かつて無口で名を馳せた男は、とても聞き取りやすい声で挨拶を返した。


「旦那様、今日はお昼に市長と会食が入っています。それなりの格好でお出掛けください」


ショルスキは、昔の彼を知る者からは信じられない程の長文を喋った。


「おお、そうじゃったな、ありがとう…それからショルスキ、昔のように教授と呼んでくれんか?旦那様と呼ばれると、むず痒くてたまらん」


ジョルジョバは小鼻をぽりぽりと掻きながら、照れ臭そうである。


しかし、誇りを持ちながら執事の仕事をしているショルスキは、いくら雇い主である旦那様の頼みでも、聞くことはなかった。


「駄目です。旦那様は私の雇い主。そして私はこの家に仕える身。
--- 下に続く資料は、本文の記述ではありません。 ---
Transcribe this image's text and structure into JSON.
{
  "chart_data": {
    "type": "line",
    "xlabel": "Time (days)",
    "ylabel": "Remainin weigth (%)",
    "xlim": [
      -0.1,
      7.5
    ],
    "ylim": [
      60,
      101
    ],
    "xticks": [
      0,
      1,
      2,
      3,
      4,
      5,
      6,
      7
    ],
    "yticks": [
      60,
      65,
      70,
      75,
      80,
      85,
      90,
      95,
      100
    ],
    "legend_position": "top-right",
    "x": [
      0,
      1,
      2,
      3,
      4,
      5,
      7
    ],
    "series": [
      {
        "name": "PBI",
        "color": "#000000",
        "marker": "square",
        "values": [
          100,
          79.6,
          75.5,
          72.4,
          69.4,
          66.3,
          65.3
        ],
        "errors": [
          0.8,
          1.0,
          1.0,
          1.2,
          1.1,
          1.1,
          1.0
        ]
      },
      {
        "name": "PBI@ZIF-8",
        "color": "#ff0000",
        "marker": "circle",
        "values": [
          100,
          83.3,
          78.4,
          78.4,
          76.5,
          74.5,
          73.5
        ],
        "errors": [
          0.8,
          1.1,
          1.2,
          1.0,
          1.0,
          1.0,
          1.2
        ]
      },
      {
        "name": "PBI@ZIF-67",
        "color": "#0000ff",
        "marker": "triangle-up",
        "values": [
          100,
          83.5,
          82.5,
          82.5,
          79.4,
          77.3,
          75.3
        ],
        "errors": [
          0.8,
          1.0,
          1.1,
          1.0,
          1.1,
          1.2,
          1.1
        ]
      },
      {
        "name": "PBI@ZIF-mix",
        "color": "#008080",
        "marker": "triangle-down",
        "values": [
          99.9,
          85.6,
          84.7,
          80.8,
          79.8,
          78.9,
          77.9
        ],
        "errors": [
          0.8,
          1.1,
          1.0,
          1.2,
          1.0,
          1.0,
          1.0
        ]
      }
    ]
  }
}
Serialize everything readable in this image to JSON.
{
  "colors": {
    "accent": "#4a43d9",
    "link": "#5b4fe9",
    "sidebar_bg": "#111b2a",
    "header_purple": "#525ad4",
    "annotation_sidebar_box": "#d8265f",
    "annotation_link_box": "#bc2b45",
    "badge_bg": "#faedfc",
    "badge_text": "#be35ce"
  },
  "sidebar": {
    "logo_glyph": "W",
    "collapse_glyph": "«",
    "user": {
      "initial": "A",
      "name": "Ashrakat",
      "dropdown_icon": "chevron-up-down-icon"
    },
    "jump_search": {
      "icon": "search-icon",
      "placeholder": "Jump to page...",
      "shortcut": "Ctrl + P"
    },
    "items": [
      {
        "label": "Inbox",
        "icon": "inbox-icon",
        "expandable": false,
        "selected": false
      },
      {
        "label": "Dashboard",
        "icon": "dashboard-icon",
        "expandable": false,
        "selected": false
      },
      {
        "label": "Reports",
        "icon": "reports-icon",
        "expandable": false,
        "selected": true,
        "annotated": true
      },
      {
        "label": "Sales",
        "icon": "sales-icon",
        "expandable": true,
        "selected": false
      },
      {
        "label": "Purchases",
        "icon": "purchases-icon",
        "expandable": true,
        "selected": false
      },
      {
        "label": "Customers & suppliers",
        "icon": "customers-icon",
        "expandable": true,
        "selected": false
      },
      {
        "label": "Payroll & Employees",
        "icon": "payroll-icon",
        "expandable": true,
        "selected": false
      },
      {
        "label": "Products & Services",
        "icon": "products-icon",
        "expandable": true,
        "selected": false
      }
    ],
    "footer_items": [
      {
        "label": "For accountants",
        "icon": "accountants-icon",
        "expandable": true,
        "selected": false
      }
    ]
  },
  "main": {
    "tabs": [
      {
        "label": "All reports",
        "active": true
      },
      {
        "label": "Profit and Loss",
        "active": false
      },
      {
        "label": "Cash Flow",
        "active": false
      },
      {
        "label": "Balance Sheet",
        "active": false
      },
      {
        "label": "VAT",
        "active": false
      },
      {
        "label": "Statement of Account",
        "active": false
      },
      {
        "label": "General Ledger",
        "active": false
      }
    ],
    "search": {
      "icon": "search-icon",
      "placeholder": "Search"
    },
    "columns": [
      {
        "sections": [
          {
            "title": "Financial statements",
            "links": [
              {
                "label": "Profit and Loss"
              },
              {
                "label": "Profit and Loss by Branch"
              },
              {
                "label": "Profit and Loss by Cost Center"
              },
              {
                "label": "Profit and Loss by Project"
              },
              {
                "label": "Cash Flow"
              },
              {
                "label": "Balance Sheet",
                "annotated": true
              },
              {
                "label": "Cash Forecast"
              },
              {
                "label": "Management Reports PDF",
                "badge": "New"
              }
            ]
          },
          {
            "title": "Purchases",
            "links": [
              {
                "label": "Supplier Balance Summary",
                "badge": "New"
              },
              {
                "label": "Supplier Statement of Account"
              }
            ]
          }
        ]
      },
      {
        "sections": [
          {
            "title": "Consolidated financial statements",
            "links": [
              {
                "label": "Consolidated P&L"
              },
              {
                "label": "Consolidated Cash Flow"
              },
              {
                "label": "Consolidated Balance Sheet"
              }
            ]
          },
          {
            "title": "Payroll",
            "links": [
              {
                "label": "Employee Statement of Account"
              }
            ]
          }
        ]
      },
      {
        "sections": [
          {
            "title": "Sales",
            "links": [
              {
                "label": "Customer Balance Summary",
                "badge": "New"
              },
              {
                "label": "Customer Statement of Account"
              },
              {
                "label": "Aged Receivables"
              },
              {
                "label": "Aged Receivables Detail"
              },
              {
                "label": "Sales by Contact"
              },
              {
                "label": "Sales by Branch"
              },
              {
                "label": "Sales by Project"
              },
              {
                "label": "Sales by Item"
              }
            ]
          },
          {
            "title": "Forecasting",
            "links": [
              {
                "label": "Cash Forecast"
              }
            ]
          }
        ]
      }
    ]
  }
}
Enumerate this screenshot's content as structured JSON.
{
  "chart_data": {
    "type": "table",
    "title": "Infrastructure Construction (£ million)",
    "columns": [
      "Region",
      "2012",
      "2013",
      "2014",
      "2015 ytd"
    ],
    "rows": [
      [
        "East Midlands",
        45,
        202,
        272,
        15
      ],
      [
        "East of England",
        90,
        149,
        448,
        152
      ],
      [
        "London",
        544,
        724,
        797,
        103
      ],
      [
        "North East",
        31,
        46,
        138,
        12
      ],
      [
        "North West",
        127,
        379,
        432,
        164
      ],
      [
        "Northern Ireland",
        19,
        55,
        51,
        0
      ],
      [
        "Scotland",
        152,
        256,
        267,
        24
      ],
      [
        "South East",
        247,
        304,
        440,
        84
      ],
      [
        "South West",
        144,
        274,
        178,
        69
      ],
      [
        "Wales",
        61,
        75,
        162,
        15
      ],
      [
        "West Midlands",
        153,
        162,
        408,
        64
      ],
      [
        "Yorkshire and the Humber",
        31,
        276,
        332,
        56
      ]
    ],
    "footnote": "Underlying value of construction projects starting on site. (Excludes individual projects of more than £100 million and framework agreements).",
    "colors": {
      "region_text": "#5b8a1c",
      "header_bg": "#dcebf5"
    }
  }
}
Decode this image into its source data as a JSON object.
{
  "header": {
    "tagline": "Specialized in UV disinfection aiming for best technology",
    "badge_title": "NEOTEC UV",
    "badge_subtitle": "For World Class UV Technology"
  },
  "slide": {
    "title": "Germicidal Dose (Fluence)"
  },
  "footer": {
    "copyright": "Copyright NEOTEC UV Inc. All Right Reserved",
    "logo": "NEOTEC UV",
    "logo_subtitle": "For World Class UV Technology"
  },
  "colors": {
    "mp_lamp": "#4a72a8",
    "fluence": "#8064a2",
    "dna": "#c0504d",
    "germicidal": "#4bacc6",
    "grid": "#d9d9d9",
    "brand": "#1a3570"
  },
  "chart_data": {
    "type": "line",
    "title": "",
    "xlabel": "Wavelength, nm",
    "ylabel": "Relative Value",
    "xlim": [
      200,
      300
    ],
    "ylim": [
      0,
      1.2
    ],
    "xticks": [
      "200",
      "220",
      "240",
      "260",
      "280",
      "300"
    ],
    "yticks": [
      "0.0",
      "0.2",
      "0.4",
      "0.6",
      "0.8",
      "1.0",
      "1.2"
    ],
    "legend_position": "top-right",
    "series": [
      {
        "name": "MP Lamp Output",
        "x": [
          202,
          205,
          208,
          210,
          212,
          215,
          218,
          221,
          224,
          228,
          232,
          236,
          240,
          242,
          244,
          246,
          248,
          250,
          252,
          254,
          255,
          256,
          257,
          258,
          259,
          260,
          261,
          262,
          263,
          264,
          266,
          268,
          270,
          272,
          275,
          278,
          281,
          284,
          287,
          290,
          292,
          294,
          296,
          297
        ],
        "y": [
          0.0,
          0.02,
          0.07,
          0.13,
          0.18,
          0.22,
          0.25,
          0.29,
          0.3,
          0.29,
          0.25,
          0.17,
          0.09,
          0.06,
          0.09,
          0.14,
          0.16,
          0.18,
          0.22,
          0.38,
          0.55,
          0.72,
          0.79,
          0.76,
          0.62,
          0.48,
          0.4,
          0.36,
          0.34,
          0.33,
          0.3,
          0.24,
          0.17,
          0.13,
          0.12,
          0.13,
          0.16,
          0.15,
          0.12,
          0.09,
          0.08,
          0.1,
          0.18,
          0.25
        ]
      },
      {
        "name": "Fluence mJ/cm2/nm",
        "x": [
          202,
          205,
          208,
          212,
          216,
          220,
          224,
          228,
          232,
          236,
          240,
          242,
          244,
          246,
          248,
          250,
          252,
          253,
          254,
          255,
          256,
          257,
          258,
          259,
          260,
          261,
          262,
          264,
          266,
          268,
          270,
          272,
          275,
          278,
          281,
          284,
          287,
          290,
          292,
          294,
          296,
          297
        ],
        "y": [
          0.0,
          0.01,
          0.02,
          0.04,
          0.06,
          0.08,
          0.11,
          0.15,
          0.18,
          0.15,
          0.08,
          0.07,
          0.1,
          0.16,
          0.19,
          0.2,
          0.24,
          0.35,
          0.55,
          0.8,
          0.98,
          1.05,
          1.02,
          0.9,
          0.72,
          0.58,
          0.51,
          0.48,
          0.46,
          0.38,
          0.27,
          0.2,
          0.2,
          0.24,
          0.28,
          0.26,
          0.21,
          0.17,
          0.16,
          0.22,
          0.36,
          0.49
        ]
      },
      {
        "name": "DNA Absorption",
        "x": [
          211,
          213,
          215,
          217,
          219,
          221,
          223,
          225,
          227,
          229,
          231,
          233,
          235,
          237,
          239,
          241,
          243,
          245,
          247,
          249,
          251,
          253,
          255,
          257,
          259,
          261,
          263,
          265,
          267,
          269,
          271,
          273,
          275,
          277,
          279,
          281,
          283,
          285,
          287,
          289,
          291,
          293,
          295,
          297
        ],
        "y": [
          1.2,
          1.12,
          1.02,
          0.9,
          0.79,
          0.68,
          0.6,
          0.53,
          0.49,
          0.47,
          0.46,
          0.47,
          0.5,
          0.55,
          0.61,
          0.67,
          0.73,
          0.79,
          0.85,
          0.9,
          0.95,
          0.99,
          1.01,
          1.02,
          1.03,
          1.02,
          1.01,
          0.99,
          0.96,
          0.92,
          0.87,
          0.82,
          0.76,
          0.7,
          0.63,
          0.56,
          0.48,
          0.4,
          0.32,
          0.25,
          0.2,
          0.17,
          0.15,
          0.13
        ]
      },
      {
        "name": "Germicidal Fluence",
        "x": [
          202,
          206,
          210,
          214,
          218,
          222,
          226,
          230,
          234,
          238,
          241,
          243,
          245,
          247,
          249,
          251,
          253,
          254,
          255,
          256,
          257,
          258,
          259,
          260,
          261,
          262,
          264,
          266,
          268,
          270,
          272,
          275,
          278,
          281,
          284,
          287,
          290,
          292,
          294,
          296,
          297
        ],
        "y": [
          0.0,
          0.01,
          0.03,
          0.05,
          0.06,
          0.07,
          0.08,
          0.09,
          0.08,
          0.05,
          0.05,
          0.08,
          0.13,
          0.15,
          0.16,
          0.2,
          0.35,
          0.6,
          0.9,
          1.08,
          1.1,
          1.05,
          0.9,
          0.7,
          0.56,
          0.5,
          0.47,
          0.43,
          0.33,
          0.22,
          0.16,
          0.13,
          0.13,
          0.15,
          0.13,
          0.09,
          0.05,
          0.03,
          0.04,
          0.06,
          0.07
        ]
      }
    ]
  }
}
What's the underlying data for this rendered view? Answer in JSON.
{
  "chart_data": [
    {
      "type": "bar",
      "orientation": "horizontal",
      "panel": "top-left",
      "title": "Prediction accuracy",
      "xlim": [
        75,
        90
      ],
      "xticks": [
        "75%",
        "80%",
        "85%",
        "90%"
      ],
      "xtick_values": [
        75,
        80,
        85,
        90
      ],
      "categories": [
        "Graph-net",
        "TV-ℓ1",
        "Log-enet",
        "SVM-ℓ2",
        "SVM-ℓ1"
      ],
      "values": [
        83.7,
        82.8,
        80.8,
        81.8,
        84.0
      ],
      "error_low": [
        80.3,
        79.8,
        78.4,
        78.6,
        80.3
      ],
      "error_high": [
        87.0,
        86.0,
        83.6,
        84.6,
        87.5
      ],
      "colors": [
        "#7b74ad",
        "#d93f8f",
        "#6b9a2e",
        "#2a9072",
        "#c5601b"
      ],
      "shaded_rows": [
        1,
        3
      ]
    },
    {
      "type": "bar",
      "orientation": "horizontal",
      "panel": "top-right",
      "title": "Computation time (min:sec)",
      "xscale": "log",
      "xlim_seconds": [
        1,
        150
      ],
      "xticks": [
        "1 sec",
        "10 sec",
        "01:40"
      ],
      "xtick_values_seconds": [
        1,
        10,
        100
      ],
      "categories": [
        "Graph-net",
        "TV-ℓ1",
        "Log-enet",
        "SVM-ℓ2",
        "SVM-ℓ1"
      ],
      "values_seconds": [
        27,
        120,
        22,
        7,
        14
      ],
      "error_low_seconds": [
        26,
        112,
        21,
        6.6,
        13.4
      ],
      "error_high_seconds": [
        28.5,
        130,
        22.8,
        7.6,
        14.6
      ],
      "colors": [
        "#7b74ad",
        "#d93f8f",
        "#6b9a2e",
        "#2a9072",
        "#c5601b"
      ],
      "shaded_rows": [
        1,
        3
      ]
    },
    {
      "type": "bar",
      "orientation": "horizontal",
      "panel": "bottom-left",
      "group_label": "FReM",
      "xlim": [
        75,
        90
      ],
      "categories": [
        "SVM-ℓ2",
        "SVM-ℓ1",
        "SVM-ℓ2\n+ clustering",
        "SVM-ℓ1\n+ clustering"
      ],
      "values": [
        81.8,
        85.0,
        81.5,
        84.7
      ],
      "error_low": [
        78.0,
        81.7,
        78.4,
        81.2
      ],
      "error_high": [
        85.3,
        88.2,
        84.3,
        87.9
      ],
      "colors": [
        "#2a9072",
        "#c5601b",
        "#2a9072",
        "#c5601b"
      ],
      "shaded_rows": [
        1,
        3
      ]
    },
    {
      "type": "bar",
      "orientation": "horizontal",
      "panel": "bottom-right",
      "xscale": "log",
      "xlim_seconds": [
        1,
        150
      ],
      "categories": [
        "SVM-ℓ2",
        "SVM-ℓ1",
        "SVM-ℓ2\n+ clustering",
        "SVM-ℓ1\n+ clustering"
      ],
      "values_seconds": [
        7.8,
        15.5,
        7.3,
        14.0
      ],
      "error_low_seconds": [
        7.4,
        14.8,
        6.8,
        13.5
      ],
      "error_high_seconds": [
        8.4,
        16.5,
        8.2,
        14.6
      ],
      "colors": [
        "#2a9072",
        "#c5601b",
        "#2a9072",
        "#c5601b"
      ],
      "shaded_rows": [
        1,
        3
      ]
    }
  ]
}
私はこの家に仕えている限り、旦那様を旦那様と呼び続けます」


「ショルスキはお堅いのー」


ジョルジョバは口を尖らせて、笑顔を浮かべた。


朝からしっかり食べるをコンセプトに作られた朝食が載った皿は、食べるのがもったいない程に美しく盛り付けてある。


そしておかずの品数も多く、どれから食べるか迷う程、全てが美味そうである。


「いただきます」


リアンとジョルジョバはきっちりと手を合わせ、食する事への感謝の気持ちを口にする。


その時には、ビスコとショルスキの姿はそこにはもうなかった。


仲間ではあるが、二人とも雇われの身。


ショルスキだけではなく、ビスコもそれをちゃんと弁え、昔のように一緒には食事を取る事は少なくなったのだ。


ジョルジョバは皆と食事をする事を望んでいるのだが、致し方がないだろう。